TEHRAN, Dec. 20 (Xinhua) -- Iran's Minister of Industry, Mines and Commerce Mehdi Ghzanfari ordered to stop trade transactions with the United Arab Emirates (UAE) late Monday, the semi-official Mehr news agency reported Tuesday.
Ghzanfari ordered the suspension of any kinds of trade transactions with the UAE on Monday evening, according to the report.
The report did not detail on the Iranians' move but said the decision was supposedly made due to the UAE's anti-Iran stances.
The UAE's disputes with Iran over three islands located near shipping lanes in the Persian Gulf have rumbled on for three decades.

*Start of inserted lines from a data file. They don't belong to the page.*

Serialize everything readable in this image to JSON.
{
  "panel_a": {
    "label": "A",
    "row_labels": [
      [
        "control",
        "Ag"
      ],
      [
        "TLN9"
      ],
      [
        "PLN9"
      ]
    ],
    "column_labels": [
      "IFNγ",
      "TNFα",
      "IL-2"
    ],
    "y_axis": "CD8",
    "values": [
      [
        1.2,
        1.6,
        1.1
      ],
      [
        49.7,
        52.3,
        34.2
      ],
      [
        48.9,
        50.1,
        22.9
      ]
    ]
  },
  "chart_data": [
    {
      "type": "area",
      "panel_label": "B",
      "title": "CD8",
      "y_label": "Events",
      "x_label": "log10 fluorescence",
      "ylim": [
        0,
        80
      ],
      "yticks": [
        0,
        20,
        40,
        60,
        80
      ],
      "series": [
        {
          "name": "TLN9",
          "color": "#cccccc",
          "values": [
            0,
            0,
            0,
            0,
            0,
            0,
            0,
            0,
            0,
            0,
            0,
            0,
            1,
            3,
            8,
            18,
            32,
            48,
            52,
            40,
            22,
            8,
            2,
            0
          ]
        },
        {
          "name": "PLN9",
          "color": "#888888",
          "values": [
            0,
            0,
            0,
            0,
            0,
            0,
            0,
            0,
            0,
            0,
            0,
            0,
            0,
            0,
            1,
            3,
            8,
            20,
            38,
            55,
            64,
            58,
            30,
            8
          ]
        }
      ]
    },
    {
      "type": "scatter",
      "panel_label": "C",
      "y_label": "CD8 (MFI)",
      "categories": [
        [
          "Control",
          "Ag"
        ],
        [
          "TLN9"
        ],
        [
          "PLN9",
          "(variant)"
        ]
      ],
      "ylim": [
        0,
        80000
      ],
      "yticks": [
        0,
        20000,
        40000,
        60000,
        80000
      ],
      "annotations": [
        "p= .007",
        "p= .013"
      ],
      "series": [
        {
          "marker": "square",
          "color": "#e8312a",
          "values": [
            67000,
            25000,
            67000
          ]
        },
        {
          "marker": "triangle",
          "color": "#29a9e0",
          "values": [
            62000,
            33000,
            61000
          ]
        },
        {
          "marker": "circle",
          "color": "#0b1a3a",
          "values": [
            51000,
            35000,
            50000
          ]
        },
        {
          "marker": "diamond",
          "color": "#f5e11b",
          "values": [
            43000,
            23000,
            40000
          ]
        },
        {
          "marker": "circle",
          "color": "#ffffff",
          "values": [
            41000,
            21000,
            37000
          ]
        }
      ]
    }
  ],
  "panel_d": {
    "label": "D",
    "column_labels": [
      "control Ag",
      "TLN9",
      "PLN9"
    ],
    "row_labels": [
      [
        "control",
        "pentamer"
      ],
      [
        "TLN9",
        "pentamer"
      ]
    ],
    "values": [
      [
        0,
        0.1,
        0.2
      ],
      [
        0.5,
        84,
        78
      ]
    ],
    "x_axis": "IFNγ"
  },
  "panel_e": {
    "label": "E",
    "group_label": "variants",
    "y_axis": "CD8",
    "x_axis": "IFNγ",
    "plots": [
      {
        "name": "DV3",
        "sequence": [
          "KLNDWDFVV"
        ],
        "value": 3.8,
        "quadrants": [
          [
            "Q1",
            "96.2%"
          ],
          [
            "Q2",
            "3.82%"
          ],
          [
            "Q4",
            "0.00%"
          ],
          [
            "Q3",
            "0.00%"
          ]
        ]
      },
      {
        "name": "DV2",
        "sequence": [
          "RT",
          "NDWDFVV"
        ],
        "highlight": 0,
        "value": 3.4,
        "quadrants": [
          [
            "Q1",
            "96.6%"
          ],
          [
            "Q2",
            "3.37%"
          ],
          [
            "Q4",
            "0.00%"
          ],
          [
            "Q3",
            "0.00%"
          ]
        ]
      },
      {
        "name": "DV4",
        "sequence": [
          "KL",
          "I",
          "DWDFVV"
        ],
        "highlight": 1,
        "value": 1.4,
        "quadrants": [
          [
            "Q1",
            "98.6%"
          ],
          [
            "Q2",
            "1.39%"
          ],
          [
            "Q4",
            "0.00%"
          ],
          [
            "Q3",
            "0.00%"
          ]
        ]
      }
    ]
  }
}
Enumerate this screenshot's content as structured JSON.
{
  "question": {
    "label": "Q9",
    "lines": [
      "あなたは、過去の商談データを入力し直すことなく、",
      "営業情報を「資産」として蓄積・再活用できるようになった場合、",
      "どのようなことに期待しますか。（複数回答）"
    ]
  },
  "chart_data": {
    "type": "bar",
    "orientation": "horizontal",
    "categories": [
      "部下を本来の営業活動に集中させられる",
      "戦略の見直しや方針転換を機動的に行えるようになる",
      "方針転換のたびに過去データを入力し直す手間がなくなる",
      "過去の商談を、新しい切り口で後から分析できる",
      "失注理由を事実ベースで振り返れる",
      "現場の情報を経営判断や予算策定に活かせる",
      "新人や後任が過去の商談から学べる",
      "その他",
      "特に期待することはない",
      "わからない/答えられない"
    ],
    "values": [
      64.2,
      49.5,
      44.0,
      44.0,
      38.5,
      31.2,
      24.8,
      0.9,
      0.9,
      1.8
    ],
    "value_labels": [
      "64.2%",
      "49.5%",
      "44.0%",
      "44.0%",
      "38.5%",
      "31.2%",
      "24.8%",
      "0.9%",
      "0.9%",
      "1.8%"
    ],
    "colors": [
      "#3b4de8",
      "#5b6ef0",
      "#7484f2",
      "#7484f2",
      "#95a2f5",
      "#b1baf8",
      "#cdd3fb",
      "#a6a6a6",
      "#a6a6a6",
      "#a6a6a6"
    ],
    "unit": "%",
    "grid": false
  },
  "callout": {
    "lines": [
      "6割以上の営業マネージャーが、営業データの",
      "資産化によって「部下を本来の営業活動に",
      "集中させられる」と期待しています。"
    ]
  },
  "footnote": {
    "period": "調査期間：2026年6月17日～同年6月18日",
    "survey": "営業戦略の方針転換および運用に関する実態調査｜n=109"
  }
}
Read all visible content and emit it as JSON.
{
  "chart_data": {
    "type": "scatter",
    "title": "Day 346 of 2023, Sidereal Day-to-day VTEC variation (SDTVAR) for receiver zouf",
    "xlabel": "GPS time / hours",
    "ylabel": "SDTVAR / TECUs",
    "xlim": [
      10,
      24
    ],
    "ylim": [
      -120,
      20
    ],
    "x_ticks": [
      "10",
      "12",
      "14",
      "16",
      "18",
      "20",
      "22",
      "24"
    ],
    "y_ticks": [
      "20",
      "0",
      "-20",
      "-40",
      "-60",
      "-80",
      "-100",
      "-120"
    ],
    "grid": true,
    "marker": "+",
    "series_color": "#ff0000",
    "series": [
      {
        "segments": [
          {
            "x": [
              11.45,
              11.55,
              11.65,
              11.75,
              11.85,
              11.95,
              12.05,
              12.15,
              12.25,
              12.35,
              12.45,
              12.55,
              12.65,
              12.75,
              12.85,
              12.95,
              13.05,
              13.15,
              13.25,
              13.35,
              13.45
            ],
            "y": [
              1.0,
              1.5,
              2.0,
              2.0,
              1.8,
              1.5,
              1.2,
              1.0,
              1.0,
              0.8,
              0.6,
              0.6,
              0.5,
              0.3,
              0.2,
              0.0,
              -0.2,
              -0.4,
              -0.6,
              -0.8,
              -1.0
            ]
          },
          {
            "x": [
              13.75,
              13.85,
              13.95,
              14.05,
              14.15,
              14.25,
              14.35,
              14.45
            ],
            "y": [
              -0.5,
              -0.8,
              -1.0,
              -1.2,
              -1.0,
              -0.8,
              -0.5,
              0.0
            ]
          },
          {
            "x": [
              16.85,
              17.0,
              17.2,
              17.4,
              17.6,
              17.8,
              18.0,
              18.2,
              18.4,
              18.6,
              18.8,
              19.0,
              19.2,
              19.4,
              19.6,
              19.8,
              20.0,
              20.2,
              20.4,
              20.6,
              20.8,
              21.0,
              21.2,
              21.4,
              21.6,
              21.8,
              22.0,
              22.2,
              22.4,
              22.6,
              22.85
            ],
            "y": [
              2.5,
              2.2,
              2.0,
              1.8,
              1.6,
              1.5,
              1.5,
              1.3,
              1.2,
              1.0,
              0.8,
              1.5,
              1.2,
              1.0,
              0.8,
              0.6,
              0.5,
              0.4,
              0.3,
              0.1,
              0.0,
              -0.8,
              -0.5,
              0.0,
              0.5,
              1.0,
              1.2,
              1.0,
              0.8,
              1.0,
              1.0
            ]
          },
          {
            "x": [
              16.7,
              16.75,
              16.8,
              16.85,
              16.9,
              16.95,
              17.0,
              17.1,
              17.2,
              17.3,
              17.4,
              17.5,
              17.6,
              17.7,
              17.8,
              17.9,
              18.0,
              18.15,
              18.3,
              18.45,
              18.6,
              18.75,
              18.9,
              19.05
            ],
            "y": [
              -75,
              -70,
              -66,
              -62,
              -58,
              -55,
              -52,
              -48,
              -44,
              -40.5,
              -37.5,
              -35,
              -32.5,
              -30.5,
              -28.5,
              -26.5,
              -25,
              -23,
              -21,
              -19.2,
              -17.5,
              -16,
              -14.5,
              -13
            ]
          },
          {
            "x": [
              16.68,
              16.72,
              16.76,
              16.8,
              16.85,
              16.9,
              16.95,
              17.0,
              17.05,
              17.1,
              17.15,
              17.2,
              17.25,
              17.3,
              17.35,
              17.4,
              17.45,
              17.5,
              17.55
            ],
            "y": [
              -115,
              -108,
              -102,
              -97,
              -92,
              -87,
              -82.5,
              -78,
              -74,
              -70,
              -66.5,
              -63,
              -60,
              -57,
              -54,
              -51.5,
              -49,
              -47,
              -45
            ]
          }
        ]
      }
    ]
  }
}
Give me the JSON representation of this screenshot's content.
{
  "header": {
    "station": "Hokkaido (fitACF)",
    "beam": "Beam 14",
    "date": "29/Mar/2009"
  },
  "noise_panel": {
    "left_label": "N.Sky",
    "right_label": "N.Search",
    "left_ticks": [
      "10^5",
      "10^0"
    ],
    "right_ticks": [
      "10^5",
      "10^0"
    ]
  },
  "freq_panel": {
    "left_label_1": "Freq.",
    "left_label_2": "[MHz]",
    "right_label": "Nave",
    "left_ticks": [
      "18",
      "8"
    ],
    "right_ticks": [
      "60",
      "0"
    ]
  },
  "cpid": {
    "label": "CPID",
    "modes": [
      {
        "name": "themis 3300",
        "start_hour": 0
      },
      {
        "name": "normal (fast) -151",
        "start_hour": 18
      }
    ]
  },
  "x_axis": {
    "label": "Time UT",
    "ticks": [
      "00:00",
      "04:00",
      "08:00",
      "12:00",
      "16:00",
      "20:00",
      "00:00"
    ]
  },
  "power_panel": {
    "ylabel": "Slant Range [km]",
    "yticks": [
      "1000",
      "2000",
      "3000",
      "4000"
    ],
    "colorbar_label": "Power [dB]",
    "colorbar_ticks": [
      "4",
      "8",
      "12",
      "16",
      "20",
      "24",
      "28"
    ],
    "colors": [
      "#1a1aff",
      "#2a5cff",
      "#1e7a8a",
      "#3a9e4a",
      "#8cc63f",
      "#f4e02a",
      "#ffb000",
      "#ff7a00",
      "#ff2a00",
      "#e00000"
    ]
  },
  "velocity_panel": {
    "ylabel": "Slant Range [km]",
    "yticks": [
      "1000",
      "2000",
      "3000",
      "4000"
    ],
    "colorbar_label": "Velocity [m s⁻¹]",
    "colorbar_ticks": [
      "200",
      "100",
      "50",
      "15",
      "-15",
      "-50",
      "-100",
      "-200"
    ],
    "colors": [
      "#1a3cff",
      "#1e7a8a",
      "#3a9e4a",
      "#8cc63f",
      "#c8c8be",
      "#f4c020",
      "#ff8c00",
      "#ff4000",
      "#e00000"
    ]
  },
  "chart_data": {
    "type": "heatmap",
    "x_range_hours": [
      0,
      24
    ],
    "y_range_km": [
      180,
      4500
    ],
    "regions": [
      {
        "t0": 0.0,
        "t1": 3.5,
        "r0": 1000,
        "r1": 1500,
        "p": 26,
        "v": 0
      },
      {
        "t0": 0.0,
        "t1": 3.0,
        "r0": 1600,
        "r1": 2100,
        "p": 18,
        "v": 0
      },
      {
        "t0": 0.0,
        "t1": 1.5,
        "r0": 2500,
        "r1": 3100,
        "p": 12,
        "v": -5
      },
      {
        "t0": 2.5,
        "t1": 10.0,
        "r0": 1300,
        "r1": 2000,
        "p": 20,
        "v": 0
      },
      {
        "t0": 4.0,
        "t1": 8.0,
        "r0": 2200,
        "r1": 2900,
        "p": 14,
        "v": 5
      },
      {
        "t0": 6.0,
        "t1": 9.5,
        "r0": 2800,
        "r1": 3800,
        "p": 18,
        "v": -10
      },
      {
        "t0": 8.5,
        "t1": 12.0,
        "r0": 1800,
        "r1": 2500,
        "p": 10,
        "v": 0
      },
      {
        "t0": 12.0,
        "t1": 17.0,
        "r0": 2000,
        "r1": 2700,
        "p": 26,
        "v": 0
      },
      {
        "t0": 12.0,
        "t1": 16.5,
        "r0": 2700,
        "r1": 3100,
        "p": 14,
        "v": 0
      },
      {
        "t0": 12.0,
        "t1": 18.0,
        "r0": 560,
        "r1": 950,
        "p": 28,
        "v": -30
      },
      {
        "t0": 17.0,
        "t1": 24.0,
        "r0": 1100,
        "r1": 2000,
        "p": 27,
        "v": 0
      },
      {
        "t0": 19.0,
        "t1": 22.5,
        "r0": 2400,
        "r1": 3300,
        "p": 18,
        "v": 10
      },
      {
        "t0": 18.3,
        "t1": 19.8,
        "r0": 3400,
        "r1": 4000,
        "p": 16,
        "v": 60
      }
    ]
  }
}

Although there is little sign of escalating into armed conflicts, both sides remain sensitive on the issue.
The islands, Abu Musa, the Greater and Lesser Tunbs, are controlled by Iran but claimed by the UAE with broad Arab backing. The UAE ties with Iran have been strained since Iran installed maritime offices on one of the islands in 2008.
In May, the Iranian top military commander Vice Admiral Ali Shamkhani slammed efforts by the UAE to get close to the North Atlantic Treaty Organization (NATO).
The UAE is attempting to become the first Arab country to send an ambassador to NATO.
Talks on cooperation with NATO, both on military and diplomatic level, began in Istanbul in 2004. The UAE joined NATO's Istanbul Cooperation Initiative, which was launched at an alliance summit that year to bolster bilateral security cooperation with countries in the Middle East.
Currently, the U.S. Obama administration and its European allies are seeking assurances from major oil producers, such as Saudi Arabia, Kuwait and the UAE, to increase exports to the European Union and Asian nations if tighter sanctions on Tehran's energy exports and central bank are enforced in the coming months.